We are rarely called for ER intubations. I can only assume they're probably using Versed for sedation, or nothing. All I can tell you is that the policy is in place and it is followed.

as to the posting about the ER -

as an ER nurse i can tell you that the majority of pts that are in need of intubation in the ER require little to nothing for intubation or they are already dead. but they generally use versed and sux -

i agree with all the previous posts on the "cocktail" and i thank you for the input...here is the reasoning behind why (to my knowledge) it was being used and why i in turn used it...

like loisane mentioned - we cocktail much of our medicine - ketamine/propofol and excellent example... the amidate/propofol mix came about because amidate in small divided doses doesn't have the respiratory depression that propofol has it also doesn't have the significant hypotension that propofol does (of course i know that with hypovolemic patients anything will likely drop their pressure)

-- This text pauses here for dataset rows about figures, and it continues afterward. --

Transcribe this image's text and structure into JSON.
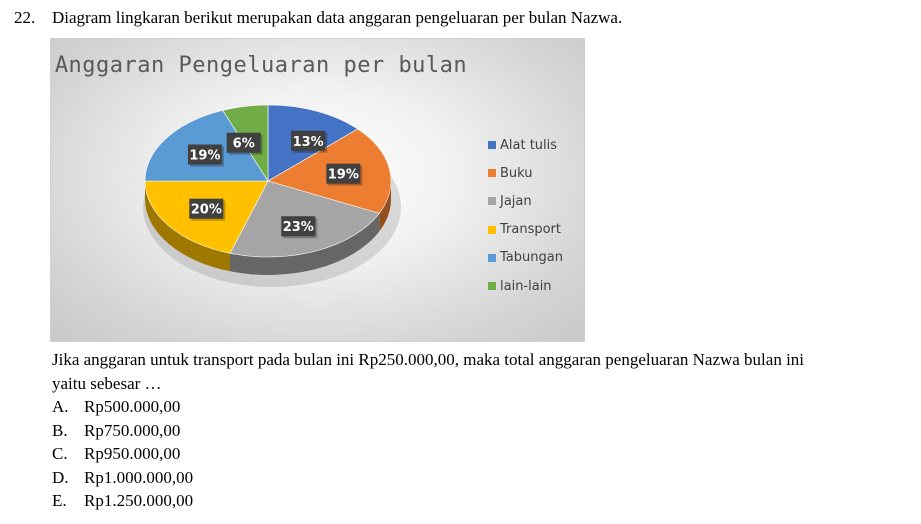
{
  "question": {
    "number": "22.",
    "text": "Diagram lingkaran berikut merupakan data anggaran pengeluaran per bulan Nazwa.",
    "body_line1": "Jika anggaran untuk transport pada bulan ini Rp250.000,00, maka total anggaran pengeluaran Nazwa bulan ini",
    "body_line2": "yaitu sebesar …"
  },
  "options": [
    {
      "letter": "A.",
      "text": "Rp500.000,00"
    },
    {
      "letter": "B.",
      "text": "Rp750.000,00"
    },
    {
      "letter": "C.",
      "text": "Rp950.000,00"
    },
    {
      "letter": "D.",
      "text": "Rp1.000.000,00"
    },
    {
      "letter": "E.",
      "text": "Rp1.250.000,00"
    }
  ],
  "chart_data": {
    "type": "pie",
    "title": "Anggaran Pengeluaran per bulan",
    "legend_position": "right",
    "style": "3d",
    "categories": [
      "Alat tulis",
      "Buku",
      "Jajan",
      "Transport",
      "Tabungan",
      "lain-lain"
    ],
    "values": [
      13,
      19,
      23,
      20,
      19,
      6
    ],
    "labels": [
      "13%",
      "19%",
      "23%",
      "20%",
      "19%",
      "6%"
    ],
    "colors": [
      "#4472C4",
      "#ED7D31",
      "#A5A5A5",
      "#FFC000",
      "#5B9BD5",
      "#70AD47"
    ]
  }
}
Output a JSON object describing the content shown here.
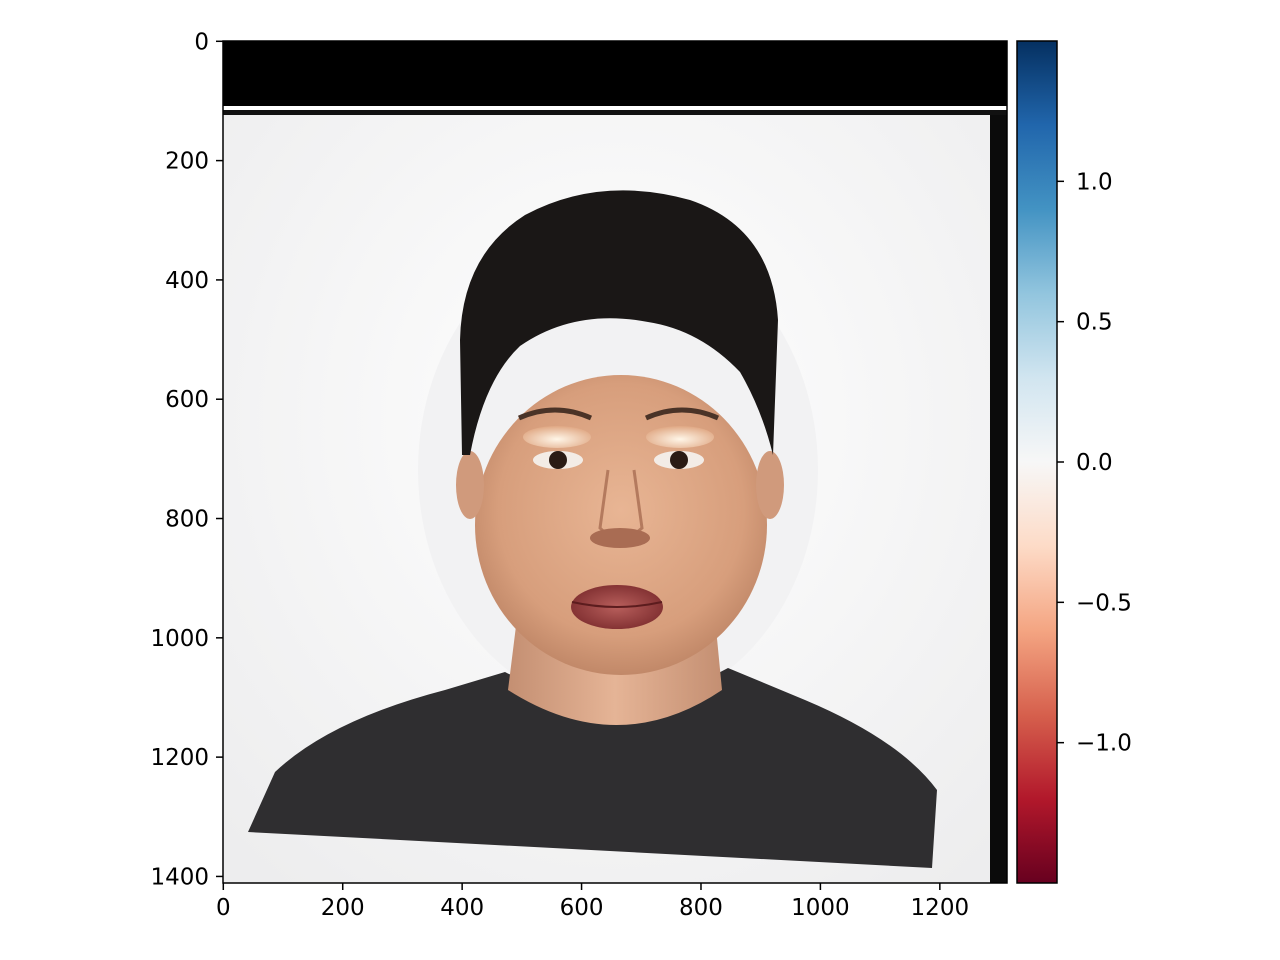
{
  "chart_data": {
    "type": "heatmap",
    "title": "",
    "xlabel": "",
    "ylabel": "",
    "x_ticks": [
      0,
      200,
      400,
      600,
      800,
      1000,
      1200
    ],
    "y_ticks": [
      0,
      200,
      400,
      600,
      800,
      1000,
      1200,
      1400
    ],
    "xlim": [
      -0.5,
      1312.5
    ],
    "ylim": [
      1411,
      -0.5
    ],
    "image": {
      "content": "portrait of a person with short dark hair in a dark grey top on a pale background",
      "black_band_rows": [
        0,
        112
      ],
      "white_line_row": 113,
      "dark_strip_columns": [
        1287,
        1312
      ]
    },
    "colorbar": {
      "colormap": "RdBu",
      "range": [
        -1.5,
        1.5
      ],
      "ticks": [
        1.0,
        0.5,
        0.0,
        -0.5,
        -1.0
      ],
      "tick_labels": [
        "1.0",
        "0.5",
        "0.0",
        "−0.5",
        "−1.0"
      ],
      "colors": [
        "#67001f",
        "#b2182b",
        "#d6604d",
        "#f4a582",
        "#fddbc7",
        "#f7f7f7",
        "#d1e5f0",
        "#92c5de",
        "#4393c3",
        "#2166ac",
        "#053061"
      ]
    }
  }
}
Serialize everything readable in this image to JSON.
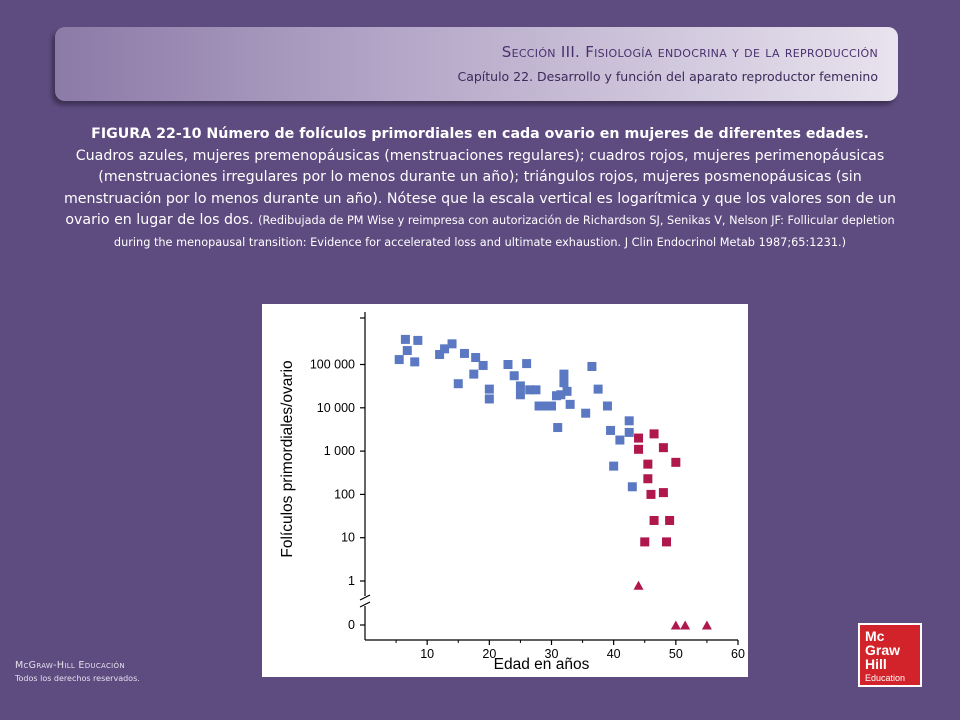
{
  "header": {
    "section": "Sección III. Fisiología endocrina y de la reproducción",
    "chapter": "Capítulo 22. Desarrollo y función del aparato reproductor femenino"
  },
  "caption": {
    "lead": "FIGURA 22-10 Número de folículos primordiales en cada ovario en mujeres de diferentes edades.",
    "body": "Cuadros azules, mujeres premenopáusicas (menstruaciones regulares); cuadros rojos, mujeres perimenopáusicas  (menstruaciones irregulares por lo menos durante un año); triángulos rojos, mujeres posmenopáusicas (sin menstruación por lo menos durante un año). Nótese que la escala vertical es logarítmica y que los valores son de un ovario en lugar de los dos.",
    "credit": "(Redibujada de PM Wise y reimpresa con autorización de Richardson SJ, Senikas V, Nelson JF: Follicular depletion during the menopausal transition: Evidence for accelerated loss and ultimate exhaustion. J Clin Endocrinol Metab 1987;65:1231.)"
  },
  "footer": {
    "brand": "McGraw-Hill Educación",
    "rights": "Todos los derechos reservados."
  },
  "logo": {
    "line1": "Mc",
    "line2": "Graw",
    "line3": "Hill",
    "line4": "Education"
  },
  "colors": {
    "background": "#5e4b80",
    "premenopausal": "#5a79c2",
    "perimenopausal": "#b0174d",
    "postmenopausal": "#b0174d"
  },
  "chart_data": {
    "type": "scatter",
    "xlabel": "Edad en años",
    "ylabel": "Folículos primordiales/ovario",
    "xlim": [
      0,
      60
    ],
    "x_ticks": [
      10,
      20,
      30,
      40,
      50,
      60
    ],
    "y_scale": "log",
    "y_axis_break": true,
    "y_ticks": [
      {
        "value": 0,
        "label": "0"
      },
      {
        "value": 1,
        "label": "1"
      },
      {
        "value": 10,
        "label": "10"
      },
      {
        "value": 100,
        "label": "100"
      },
      {
        "value": 1000,
        "label": "1 000"
      },
      {
        "value": 10000,
        "label": "10 000"
      },
      {
        "value": 100000,
        "label": "100 000"
      }
    ],
    "grid": false,
    "series": [
      {
        "marker": "square",
        "color": "#5a79c2",
        "points": [
          [
            5.5,
            130000
          ],
          [
            6.5,
            380000
          ],
          [
            6.8,
            210000
          ],
          [
            8,
            115000
          ],
          [
            8.5,
            360000
          ],
          [
            12,
            170000
          ],
          [
            12.8,
            230000
          ],
          [
            14,
            300000
          ],
          [
            15,
            36000
          ],
          [
            16,
            180000
          ],
          [
            17.5,
            60000
          ],
          [
            17.8,
            145000
          ],
          [
            19,
            95000
          ],
          [
            20,
            27000
          ],
          [
            20,
            16000
          ],
          [
            23,
            100000
          ],
          [
            24,
            55000
          ],
          [
            25,
            32000
          ],
          [
            25,
            20000
          ],
          [
            26,
            105000
          ],
          [
            26.5,
            26000
          ],
          [
            27.5,
            26000
          ],
          [
            28,
            11000
          ],
          [
            29,
            11000
          ],
          [
            30,
            11000
          ],
          [
            30.8,
            19000
          ],
          [
            31,
            3500
          ],
          [
            31.5,
            20000
          ],
          [
            32,
            60000
          ],
          [
            32,
            38000
          ],
          [
            32.5,
            24000
          ],
          [
            33,
            12000
          ],
          [
            35.5,
            7500
          ],
          [
            36.5,
            90000
          ],
          [
            37.5,
            27000
          ],
          [
            39,
            11000
          ],
          [
            39.5,
            3000
          ],
          [
            41,
            1800
          ],
          [
            40,
            450
          ],
          [
            42.5,
            2700
          ],
          [
            42.5,
            5000
          ],
          [
            43,
            150
          ]
        ]
      },
      {
        "marker": "square",
        "color": "#b0174d",
        "points": [
          [
            44,
            2000
          ],
          [
            44,
            1100
          ],
          [
            45,
            8
          ],
          [
            45.5,
            500
          ],
          [
            45.5,
            230
          ],
          [
            46,
            100
          ],
          [
            46.5,
            25
          ],
          [
            46.5,
            2500
          ],
          [
            48,
            1200
          ],
          [
            48,
            110
          ],
          [
            48.5,
            8
          ],
          [
            49,
            25
          ],
          [
            50,
            550
          ]
        ]
      },
      {
        "marker": "triangle",
        "color": "#b0174d",
        "points": [
          [
            44,
            0.8
          ],
          [
            50,
            0
          ],
          [
            51.5,
            0
          ],
          [
            55,
            0
          ]
        ]
      }
    ]
  }
}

the patient i used it on was acutally an eye patient that told us she had a problem with hypotension - so i used a very small amt of etomidate and a very small amount of propofol - the times i have seen it used and the times i have used it have worked very well....

however - the doc didn't approve :) thanks again for the input - i appreciate it.

I agree with the above. I do very little true MAC cases in my student anesthesia practice. In reality they are almost all general anesthetics with the patient either maintaining their own airway or maintaining with the assist of a jaw lift.

I find most surgeons tend to get a little wiggy and give me the old "when are you going to put the patient to sleep" look if I do the case with the patient under true MAC.

Gives you a good appreciation for the need of airway management skills when giving propofol, if nothing else.